Ökoworld-Experte im Interview

„Die Politik muss endlich handeln“

DAS INVESTMENT: Der Klimawandel prägt schon seit Jahren die Schlagzeilen. Warum kommt der große Schub für grüne Anlagen ausgerechnet während der Corona-Pandemie?

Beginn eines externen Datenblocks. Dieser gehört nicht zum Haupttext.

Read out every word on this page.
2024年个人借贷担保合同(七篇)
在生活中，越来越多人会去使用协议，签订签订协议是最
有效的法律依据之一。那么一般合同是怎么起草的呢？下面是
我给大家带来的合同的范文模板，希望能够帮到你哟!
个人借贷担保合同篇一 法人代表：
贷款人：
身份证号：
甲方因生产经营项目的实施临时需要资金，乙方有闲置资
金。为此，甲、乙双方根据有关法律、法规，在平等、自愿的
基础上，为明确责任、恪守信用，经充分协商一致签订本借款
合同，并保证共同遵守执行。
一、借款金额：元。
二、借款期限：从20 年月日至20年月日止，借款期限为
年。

Gunter Schäfer: Es ist Fünf vor Zwölf endlich Flagge für das Klima und eine bessere Welt zu zeigen. Nicht nur die Corona-Krise stellt uns vor Herausforderungen, sondern auch die schon lange existente Klimakrise: Bäume sterben an Trockenheit, die Hitzewellen und Waldbrände nehmen bedrohlich zu. Millionen Menschen verlieren durch Dürren, Stürme und Überflutungen ihre Lebensgrundlagen und werden zu Flüchtlingen. Selbst die Arktis erreicht Hitzerekorde von bis zu 38 Grad.

Die Politik muss sich bewegen, damit Unternehmen, die Wirtschaft und die gesamte Menschheit sich mit bewegen können. Viele Menschen haben bereits ihre Konsumgewohnheiten geändert. Fairer Handel, das kritische Hinterfragen von Lieferketten, gesunde Ernährung, eine umweltfreundlichere Mobilität von A nach B und gesteigertes Bewusstsein sind zu beobachten. Das Interesse, auch seinem Geld eine zukunftsfähige Richtung zu geben, wächst. Wenn auch langsamer als das sonstige Konsumverhalten.

Ökoworld setzt seit Jahrzehnten auf nachhaltige Investments. Fühlen Sie sich mit dem aktuellen Zuspruch besonders bestätigt?

Schäfer: Wir freuen uns, dass unser ethisch, ökologisch und sozialer Ansatz in den von Corona belasteten Monaten zu noch mehr Vertrauen in unsere Ökoworld-Fonds geführt hat. Es verwundert bei näherer Analyse aber auch nicht. In Zeiten der Verunsicherung suchen die Anlegerinnen und Anleger, aber auch die Wiederverkäuferinnen und Wiederverkäufer nach ehrlichen, glaubwürdigen und transparenten Anlageprodukten. Nach sogenannten „Wohlfühlfonds“.

Die Sensibilisierung für das Menschsein sowie eine lebenswerte Gegenwart und Zukunft führen dann in logischer Konsequenz dazu, sich näher mit der Ökoworld zu beschäftigen. Wir sind uns unserer Verantwortung mehr als bewusst und danken allen für dieses gesteigerte Bewusstsein und Vertrauen.

Wie schätzen Sie die angekündigten Bemühungen von Politik, etwa der EU und der EZB, und Unternehmen ein?

Schäfer: Die Politik stellt sich nicht den globalen Herausforderungen und hält uns hin. Aber die jüngere Generation rund um den Globus wacht, steht auf und fordert die Politiker, den Klimaschutz nicht nur als Worthülse zu verwenden, sondern Taten zu vollbringen. Viel Zeit bleibt uns nicht. Insofern ist es nicht zufriedenstellend, dass es oft zu lange dauert, bis sich etwas bewegt. Die Zukunft geht uns alle an. Konkret plant der gewählte US-Präsident Biden Investitionen von etwa 2.000 Milliarden US-Dollar in den ersten vier Jahren seiner Amtszeit in Klimaschutzprojekte und eine nachhaltige Infrastruktur.

Die gesamte US-Wirtschaftsleistung betrug im Jahr 2019 etwas mehr als 20 Billionen US-Dollar. Biden erhofft sich, dass durch den Privatsektor unterstützend weitere Zukunftsinvestitionen getätigt werden. Wir sind gespannt, wie sich seine Initiative auswirken wird. Vorgesehen ist auch die Rückkehr zum Pariser Klimaschutzabkommen. Es ist geplant, die Treibhausgasemissionen der Vereinigten Staaten von Amerika bis 2050 auf netto Null zu senken. Das hat Signalwirkung und lässt hoffen.